Keywords: Drosophila; Aging; Intestine; Lifespan; Transcriptomics; lncRNA.

Fig. 1

Differential expression of protein-coding genes during aging process in fly gut. (A) Scheme of workflow. (B) Principal component analysis (PCA) plot of protein-coding genes expression. Samples from different aging timepoints were presented with unique colors. (C) Heatmap illustrating correlation of gene expression at various timepoints. (D) Volcano plot showing relative expression of protein-coding genes in comparisons between different timepoints. Number of differentially expressed genes (DEGs) were shown. The y-axis represents statistical significance as −log10 (adjusted p value), and the x-axis represents log2 fold change. Up-regulated genes were marked in red, down-regulated genes were marked in blue.

Fig. 2

Distinct expression trends are connected with specific biological processes and signalling pathways. (A) Mfuzz of differentially expressed genes showing 8 clusters of expression trend. Number of DEGs were shown in bracket. The black line represents an average expression trend of all genes within a cluster, a shift of red region indicates contribution to the expression trend, and colored lines indicate the membership degree of individual gene within a cluster. (B) GO (Gene Ontology) and C. KEGG (Kyoto Encyclopedia of Genes and Genomes) enrichment analysis of DEGs. The top-seven significantly enriched categories were presented in color charts.

Fig. 3

Gene expression trends of immune-related signalling pathways. (A–F). Distribution maps illustrating the expression patterns of DEGs across immune-related signalling pathways.

Fig. 4

Gene expression trends of molecular markers of intestinal cells and hormones. (A–D).
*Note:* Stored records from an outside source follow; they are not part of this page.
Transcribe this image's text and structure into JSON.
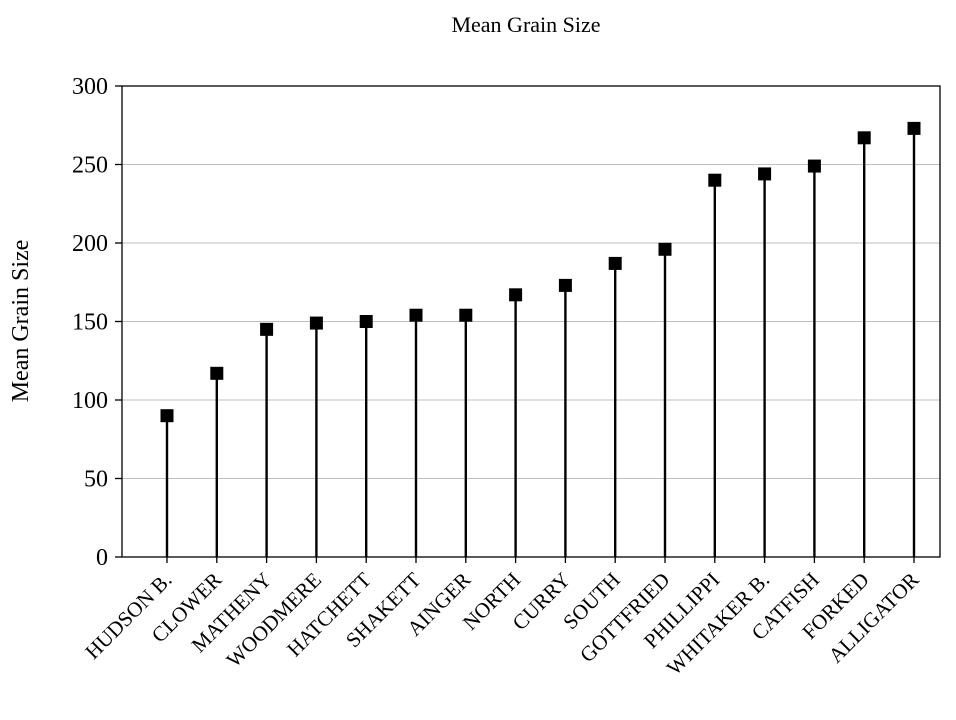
{
  "chart_data": {
    "type": "scatter",
    "title": "Mean Grain Size",
    "xlabel": "",
    "ylabel": "Mean Grain Size",
    "ylim": [
      0,
      300
    ],
    "yticks": [
      0,
      50,
      100,
      150,
      200,
      250,
      300
    ],
    "grid": true,
    "legend": "none",
    "marker": "square",
    "stems": true,
    "categories": [
      "HUDSON B.",
      "CLOWER",
      "MATHENY",
      "WOODMERE",
      "HATCHETT",
      "SHAKETT",
      "AINGER",
      "NORTH",
      "CURRY",
      "SOUTH",
      "GOTTFRIED",
      "PHILLIPPI",
      "WHITAKER B.",
      "CATFISH",
      "FORKED",
      "ALLIGATOR"
    ],
    "series": [
      {
        "values": [
          90,
          117,
          145,
          149,
          150,
          154,
          154,
          167,
          173,
          187,
          196,
          240,
          244,
          249,
          267,
          273
        ]
      }
    ]
  }
}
Distribution maps illustrating the expression patterns of molecular markers and hormones in designated cells.

Fig. 5

ISC/EB-specific knockdown of genes expression reduces lifespan. Survival curves of flies with indicated genotypes (n = 150 per group) following ISC/EB-specific knockdown driven by esg ^ts > Gal4. Survival curves of flies were shown as the following: fit (A), CG17321 (B), CG17264 (C), CNMa (D), aurB (E), me31B (F), CG42324 (G), CG42700 (H), CG11555 (I), Idgf5 (J), eIF5 (K), nec (L), CG10581 (M), Hsdl2 (N), Kr (O), CCHa1 (P), sc (Q), Mp20 (R) and Mcm7 (S).

Fig. 6

Dysregulation of aging-related genes breaks intestinal integrity. Proportion of Smurf flies of indicated genotypes on specified days after birth, CNMa (A), fit (B), idgf5 (C), and me31B (D).

Fig. 7

Differential expression of lncRNAs during aging process in fly gut. (A) Principal component analysis (PCA) plot of lncRNAs expression. Samples from different aging timepoints were presented with unique color. (B) Heatmap illustrating correlation of lncRNAs expression at various timepoints. (C) Volcano plot showing relative expression of lncRNAs in comparisons between different timepoints. Number of differentially expressed lncRNAs (DERs) were shown. The y-axis represents statistical significance as −log10 (adjusted p value), and the x-axis represents log2 fold change. Up-regulated lncRNAs were marked in red, down-regulated lncRNAs were marked in blue.

Fig. 8

Expression trends of differentially expressed lncRNAs. Mfuzz of DERs showing 8 clusters of expression trend. The number of DERs were shown in bracket.